Economia
Quattro Paesi UE hanno effettuato pagamenti di gas in rubli
Quattro paesi europei hanno già effettuato pagamenti di gas alla Russia utilizzando il nuovo meccanismo basato sul rublo di Mosca. Lo riporta Bloomberg, che cita una fonte vicina all’esportatore russo di gas Gazprom.
Secondo la testat economica americana, almeno 10 paesi hanno aperto conti in rubli con la banca russa Gazprombank (istituto di credito legato al colosso dell’energia), attraverso i quali d’ora in poi verranno effettuati i pagamenti per il commercio di risorse con la Russia.
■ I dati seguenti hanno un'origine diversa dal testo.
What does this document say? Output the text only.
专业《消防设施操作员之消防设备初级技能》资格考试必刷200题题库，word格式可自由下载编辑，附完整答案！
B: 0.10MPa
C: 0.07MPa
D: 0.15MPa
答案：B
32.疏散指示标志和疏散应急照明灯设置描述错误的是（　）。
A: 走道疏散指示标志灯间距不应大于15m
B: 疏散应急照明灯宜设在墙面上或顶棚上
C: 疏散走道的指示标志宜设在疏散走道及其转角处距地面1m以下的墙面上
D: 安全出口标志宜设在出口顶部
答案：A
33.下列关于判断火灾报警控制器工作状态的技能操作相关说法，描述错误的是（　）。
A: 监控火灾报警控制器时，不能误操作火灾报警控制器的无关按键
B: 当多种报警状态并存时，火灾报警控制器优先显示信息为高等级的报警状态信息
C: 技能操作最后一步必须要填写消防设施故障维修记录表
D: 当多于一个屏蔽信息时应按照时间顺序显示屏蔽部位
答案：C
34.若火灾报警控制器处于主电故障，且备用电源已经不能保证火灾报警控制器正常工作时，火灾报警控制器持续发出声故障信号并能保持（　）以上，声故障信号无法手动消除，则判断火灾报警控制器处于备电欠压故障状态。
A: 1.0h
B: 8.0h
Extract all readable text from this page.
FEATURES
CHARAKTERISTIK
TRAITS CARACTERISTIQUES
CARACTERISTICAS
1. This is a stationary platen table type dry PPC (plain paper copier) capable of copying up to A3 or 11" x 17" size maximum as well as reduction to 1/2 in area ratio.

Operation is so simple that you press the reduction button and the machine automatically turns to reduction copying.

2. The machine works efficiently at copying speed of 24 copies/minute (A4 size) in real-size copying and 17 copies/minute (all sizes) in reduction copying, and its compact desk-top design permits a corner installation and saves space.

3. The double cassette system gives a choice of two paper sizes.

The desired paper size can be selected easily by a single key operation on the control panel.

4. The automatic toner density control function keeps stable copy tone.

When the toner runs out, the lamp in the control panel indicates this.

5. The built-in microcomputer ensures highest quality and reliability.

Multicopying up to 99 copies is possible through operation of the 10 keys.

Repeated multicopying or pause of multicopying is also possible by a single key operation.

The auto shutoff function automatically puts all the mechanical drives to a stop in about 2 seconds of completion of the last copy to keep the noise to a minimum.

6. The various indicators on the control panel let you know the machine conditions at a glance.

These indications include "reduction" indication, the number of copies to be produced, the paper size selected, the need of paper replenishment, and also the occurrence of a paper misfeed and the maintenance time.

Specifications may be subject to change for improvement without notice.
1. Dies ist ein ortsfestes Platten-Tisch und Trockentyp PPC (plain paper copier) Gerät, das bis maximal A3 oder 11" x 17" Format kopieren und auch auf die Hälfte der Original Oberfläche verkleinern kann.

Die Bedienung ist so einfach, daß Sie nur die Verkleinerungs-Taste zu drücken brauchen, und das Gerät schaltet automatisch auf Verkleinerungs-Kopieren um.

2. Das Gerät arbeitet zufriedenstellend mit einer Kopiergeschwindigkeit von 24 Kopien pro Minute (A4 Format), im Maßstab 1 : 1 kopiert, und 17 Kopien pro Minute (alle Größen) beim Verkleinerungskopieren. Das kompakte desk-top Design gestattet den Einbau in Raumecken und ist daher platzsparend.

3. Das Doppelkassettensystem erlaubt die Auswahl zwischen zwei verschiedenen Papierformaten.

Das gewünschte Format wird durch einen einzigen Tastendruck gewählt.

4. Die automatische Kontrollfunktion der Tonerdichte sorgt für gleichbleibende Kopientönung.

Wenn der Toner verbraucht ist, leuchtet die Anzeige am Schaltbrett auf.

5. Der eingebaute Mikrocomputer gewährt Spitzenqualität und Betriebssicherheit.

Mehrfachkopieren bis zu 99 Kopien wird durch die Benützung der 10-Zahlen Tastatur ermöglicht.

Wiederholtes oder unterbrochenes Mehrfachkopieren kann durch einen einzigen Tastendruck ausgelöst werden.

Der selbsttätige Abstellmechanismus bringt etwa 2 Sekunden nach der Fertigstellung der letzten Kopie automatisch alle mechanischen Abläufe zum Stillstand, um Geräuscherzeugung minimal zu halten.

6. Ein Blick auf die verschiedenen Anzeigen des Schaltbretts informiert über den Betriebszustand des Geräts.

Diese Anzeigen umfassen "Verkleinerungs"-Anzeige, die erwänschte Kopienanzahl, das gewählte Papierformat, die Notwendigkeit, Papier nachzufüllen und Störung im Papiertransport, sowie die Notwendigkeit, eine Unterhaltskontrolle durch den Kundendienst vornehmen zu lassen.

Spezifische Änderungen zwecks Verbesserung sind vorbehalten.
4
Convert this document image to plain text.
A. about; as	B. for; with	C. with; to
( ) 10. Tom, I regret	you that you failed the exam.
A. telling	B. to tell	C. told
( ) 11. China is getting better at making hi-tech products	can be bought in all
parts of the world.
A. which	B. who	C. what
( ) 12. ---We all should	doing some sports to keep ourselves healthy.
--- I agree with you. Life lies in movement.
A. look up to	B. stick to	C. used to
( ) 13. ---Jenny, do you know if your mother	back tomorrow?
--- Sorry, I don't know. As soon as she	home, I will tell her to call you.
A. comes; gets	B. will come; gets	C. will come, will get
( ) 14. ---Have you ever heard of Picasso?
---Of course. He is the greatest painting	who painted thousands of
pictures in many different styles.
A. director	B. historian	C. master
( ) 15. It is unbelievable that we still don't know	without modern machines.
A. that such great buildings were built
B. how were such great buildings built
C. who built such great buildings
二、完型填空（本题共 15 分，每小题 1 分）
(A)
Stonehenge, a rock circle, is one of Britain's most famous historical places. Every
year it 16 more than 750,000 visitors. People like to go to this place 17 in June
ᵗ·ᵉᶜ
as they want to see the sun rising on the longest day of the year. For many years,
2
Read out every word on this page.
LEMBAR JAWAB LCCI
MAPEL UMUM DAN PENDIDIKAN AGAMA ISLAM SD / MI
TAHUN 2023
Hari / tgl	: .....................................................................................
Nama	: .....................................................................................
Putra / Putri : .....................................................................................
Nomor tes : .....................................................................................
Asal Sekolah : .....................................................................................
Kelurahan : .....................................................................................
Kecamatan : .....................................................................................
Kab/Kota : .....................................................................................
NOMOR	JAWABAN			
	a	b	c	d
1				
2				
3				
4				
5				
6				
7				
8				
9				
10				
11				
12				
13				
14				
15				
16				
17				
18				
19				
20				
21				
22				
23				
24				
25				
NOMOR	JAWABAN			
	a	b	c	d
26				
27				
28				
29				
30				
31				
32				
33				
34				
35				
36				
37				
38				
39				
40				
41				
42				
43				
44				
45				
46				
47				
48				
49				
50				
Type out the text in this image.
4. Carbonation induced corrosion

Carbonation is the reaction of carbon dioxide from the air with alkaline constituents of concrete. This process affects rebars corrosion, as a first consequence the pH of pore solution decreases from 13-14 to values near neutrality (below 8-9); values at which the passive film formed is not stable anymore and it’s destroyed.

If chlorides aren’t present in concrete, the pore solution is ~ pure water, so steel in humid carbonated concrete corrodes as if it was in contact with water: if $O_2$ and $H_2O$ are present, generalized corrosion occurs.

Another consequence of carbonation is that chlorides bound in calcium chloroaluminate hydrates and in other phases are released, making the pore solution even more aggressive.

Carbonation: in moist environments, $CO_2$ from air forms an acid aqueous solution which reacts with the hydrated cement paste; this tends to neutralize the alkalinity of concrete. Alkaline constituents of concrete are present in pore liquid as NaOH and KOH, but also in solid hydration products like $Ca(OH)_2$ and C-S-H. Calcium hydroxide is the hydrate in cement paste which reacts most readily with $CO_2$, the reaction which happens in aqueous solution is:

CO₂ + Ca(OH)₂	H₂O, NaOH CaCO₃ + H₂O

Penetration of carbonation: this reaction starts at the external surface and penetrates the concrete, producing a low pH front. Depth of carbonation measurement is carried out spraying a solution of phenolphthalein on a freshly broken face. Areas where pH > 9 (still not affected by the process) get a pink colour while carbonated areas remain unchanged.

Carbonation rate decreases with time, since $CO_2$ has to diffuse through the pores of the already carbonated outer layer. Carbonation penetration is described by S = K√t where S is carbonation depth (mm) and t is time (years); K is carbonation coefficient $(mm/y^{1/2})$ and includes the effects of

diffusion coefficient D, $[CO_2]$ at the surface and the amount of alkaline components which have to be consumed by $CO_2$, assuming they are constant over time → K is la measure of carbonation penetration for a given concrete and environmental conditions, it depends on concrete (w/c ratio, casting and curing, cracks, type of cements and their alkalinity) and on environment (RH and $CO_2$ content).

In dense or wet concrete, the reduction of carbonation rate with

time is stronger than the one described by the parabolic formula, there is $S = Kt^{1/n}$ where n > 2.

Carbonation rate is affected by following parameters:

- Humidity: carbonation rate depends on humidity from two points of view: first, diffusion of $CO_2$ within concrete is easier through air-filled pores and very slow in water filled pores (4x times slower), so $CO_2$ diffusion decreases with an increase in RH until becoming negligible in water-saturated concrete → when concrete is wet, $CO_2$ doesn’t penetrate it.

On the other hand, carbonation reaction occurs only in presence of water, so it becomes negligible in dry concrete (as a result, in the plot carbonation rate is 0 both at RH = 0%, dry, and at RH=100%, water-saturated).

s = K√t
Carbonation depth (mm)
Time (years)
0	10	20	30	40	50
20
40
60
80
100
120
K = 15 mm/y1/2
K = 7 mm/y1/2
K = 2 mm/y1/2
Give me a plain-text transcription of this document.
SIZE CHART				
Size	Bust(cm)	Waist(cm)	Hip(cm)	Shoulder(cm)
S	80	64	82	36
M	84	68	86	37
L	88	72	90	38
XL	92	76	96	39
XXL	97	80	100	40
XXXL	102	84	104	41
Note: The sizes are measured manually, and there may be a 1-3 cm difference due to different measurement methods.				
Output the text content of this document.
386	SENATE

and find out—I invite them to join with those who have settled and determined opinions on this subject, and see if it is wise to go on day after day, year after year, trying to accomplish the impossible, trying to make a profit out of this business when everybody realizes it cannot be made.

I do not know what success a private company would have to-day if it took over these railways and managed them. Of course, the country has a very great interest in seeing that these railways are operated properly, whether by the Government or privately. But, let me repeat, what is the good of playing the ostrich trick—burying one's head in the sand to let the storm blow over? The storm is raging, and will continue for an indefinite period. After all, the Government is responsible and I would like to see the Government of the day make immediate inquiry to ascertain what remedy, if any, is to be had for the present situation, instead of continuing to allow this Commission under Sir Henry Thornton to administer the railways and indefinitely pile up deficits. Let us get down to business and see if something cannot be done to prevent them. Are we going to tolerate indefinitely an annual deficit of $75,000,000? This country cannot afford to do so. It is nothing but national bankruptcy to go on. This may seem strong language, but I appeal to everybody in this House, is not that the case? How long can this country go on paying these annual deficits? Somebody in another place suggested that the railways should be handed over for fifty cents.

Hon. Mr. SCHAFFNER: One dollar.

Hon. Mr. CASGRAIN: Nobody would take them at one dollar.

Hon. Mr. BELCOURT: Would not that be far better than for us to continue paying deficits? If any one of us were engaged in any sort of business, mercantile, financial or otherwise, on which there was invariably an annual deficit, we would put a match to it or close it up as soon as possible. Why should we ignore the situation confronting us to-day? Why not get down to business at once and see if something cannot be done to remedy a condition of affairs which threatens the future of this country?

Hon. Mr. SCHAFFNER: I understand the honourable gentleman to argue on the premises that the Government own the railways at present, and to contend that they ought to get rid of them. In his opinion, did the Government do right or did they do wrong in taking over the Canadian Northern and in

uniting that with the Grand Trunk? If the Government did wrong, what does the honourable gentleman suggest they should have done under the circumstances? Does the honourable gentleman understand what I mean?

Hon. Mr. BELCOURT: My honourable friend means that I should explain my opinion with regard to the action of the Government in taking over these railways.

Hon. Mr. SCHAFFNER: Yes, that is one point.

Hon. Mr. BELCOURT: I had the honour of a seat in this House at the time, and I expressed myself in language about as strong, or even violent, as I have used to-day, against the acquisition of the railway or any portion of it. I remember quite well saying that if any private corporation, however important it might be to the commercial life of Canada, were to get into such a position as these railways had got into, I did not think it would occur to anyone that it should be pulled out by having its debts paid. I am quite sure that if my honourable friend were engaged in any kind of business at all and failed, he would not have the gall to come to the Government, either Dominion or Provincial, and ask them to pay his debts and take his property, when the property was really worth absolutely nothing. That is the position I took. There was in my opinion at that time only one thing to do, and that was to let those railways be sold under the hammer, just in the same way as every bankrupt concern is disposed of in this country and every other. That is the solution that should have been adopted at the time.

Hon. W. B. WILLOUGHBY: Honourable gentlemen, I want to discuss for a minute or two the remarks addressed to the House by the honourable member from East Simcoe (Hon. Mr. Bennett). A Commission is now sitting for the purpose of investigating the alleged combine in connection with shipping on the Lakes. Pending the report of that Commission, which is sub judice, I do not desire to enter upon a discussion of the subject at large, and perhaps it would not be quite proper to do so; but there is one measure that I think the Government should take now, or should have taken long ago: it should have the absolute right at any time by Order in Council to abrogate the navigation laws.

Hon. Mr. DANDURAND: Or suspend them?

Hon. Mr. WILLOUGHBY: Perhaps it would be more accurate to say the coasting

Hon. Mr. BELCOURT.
Ciò è stato fatto per facilitare i pagamenti dovuti a fine maggio.
La fonte di Bloomberg ha affermato che è improbabile che la Russia interrompa le forniture ad altri Paesi europei, se dovessero rifiutare il nuovo requisito di pagamento, fino ad allora.
La Russia ha introdotto il mese scorso il nuovo meccanismo di pagamento basato sul rublo per le esportazioni di gas naturale, dopo che l’UE e molti altri Paesi hanno imposto sanzioni a Mosca per le sue operazioni militari in Ucraina. Secondo il nuovo schema, gli acquirenti di gas di quei paesi sono tenuti ad aprire conti in rubli con Gazprombank.
Si tratta della proposta di pagamento in valuta russa che il presidente del Consiglio dei ministri Mario Draghi ha bizzarramente ammesso pubblicamente di non aver capito bene. (Ha capito benissimo, tuttavia, come fare a sequestrare 300 miliardi di riserve estere della Banca Centrale russa, anche se ha anche lì fischiettato assai)
In pratica, i Paesi europei (in Europa sono 23 le Nazioni del continente raggiunte dai gasdotti russi) possono effettuare pagamenti nella valuta scelta, ma tramite questo conto Gazprombank i loro pagamenti verranno convertiti in rubli e inviati quindi a Mosca.
Abbiamo parlato spesso di de-dollarizzazione. È il caso di parlare ora anche di de-eurizzazione. Di questo dobbiamo ringraziare l’Europa, Bruxelles e a anche soprattutto mister Euro, già dominus della torre BCE, l’eurocrate fatto calare ora disastrosamente a Palazzo Chigi.
Quando si dice l’eterogenesi dei fini.